Step 1: Expand the equation into standard quadratic form.
$(x-a)(x-c)+2(x-b)(x-d)=0$. Expanding: $x^2-(a+c)x+ac + 2x^2-2(b+d)x+2bd = 0$. Combining: $3x^2-(a+c+2b+2d)x+(ac+2bd)=0$.
Step 2: Evaluate $f(x) = (x-a)(x-c)+2(x-b)(x-d)$ at $x=b$.
At $x=b$: $f(b) = (b-a)(b-c)+2(0)(b-d) = (b-a)(b-c)$. Since $a < b < c$: $b-a > 0$ and $b-c < 0$, so $f(b) < 0$.
Step 3: Evaluate $f$ at $x=d$.
At $x=d$: $f(d) = (d-a)(d-c)+0 = (d-a)(d-c)$. Since $a < c < d$: $d-a > 0$ and $d-c > 0$, so $f(d) > 0$.

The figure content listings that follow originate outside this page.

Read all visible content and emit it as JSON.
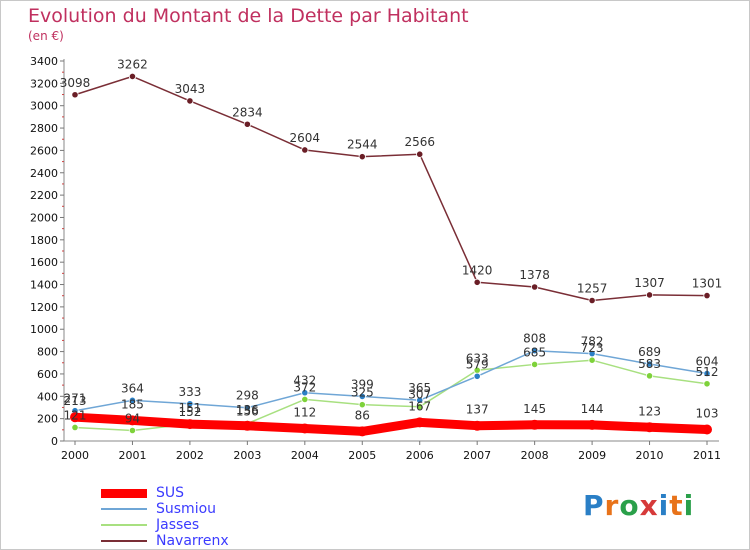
{
  "title": "Evolution du Montant de la Dette par Habitant",
  "subtitle": "(en €)",
  "logo": {
    "text": "Proxiti",
    "letter_colors": [
      "#2a7fc6",
      "#e8731a",
      "#2aa04a",
      "#d63a3a",
      "#2a7fc6",
      "#e8731a",
      "#2aa04a"
    ]
  },
  "chart_data": {
    "type": "line",
    "x": [
      "2000",
      "2001",
      "2002",
      "2003",
      "2004",
      "2005",
      "2006",
      "2007",
      "2008",
      "2009",
      "2010",
      "2011"
    ],
    "ylim": [
      0,
      3400
    ],
    "yticks": [
      0,
      200,
      400,
      600,
      800,
      1000,
      1200,
      1400,
      1600,
      1800,
      2000,
      2200,
      2400,
      2600,
      2800,
      3000,
      3200,
      3400
    ],
    "grid": false,
    "legend_position": "bottom-left",
    "series": [
      {
        "name": "Navarrenx",
        "color": "#7a2e36",
        "marker": "#6a1e26",
        "width": 1.5,
        "values": [
          3098,
          3262,
          3043,
          2834,
          2604,
          2544,
          2566,
          1420,
          1378,
          1257,
          1307,
          1301
        ],
        "labels": [
          "3098",
          "3262",
          "3043",
          "2834",
          "2604",
          "2544",
          "2566",
          "1420",
          "1378",
          "1257",
          "1307",
          "1301"
        ]
      },
      {
        "name": "Jasses",
        "color": "#a8e080",
        "marker": "#7ed23a",
        "width": 1.5,
        "values": [
          121,
          94,
          152,
          156,
          372,
          325,
          307,
          633,
          685,
          723,
          583,
          512
        ],
        "labels": [
          "121",
          "94",
          "152",
          "156",
          "372",
          "325",
          "307",
          "633",
          "685",
          "723",
          "583",
          "512"
        ]
      },
      {
        "name": "Susmiou",
        "color": "#6fa6d6",
        "marker": "#2a7fc6",
        "width": 1.5,
        "values": [
          271,
          364,
          333,
          298,
          432,
          399,
          365,
          579,
          808,
          782,
          689,
          604
        ],
        "labels": [
          "271",
          "364",
          "333",
          "298",
          "432",
          "399",
          "365",
          "579",
          "808",
          "782",
          "689",
          "604"
        ]
      },
      {
        "name": "SUS",
        "color": "#ff0000",
        "marker": "#ff0000",
        "width": 9,
        "values": [
          213,
          185,
          151,
          136,
          112,
          86,
          167,
          137,
          145,
          144,
          123,
          103
        ],
        "labels": [
          "213",
          "185",
          "151",
          "136",
          "112",
          "86",
          "167",
          "137",
          "145",
          "144",
          "123",
          "103"
        ]
      }
    ]
  },
  "legend": [
    {
      "name": "SUS",
      "color": "#ff0000",
      "thickness": 9,
      "text_color": "#3b3bff"
    },
    {
      "name": "Susmiou",
      "color": "#6fa6d6",
      "thickness": 2,
      "text_color": "#3b3bff"
    },
    {
      "name": "Jasses",
      "color": "#a8e080",
      "thickness": 2,
      "text_color": "#3b3bff"
    },
    {
      "name": "Navarrenx",
      "color": "#7a2e36",
      "thickness": 2,
      "text_color": "#3b3bff"
    }
  ]
}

Step 4: Apply the Intermediate Value Theorem between $b$ and $d$.
Since $f$ is a polynomial (continuous), $f(b) < 0$ and $f(d) > 0$ imply there is a root in $(b,d)$. Also, as $x \to -\infty$, $f(x) \to +\infty$ (leading coefficient $3 > 0$), and $f(b) < 0$, so there is another root in $(-\infty, b)$.
Step 5: Confirm the two roots are distinct.
We located one root in $(-\infty, b)$ and another in $(b,d)$. These are disjoint intervals, so the two roots are distinct real numbers.
Step 6: State the final answer.
The equation has real and distinct roots. \[ \boxed{\text{Real and distinct}} \]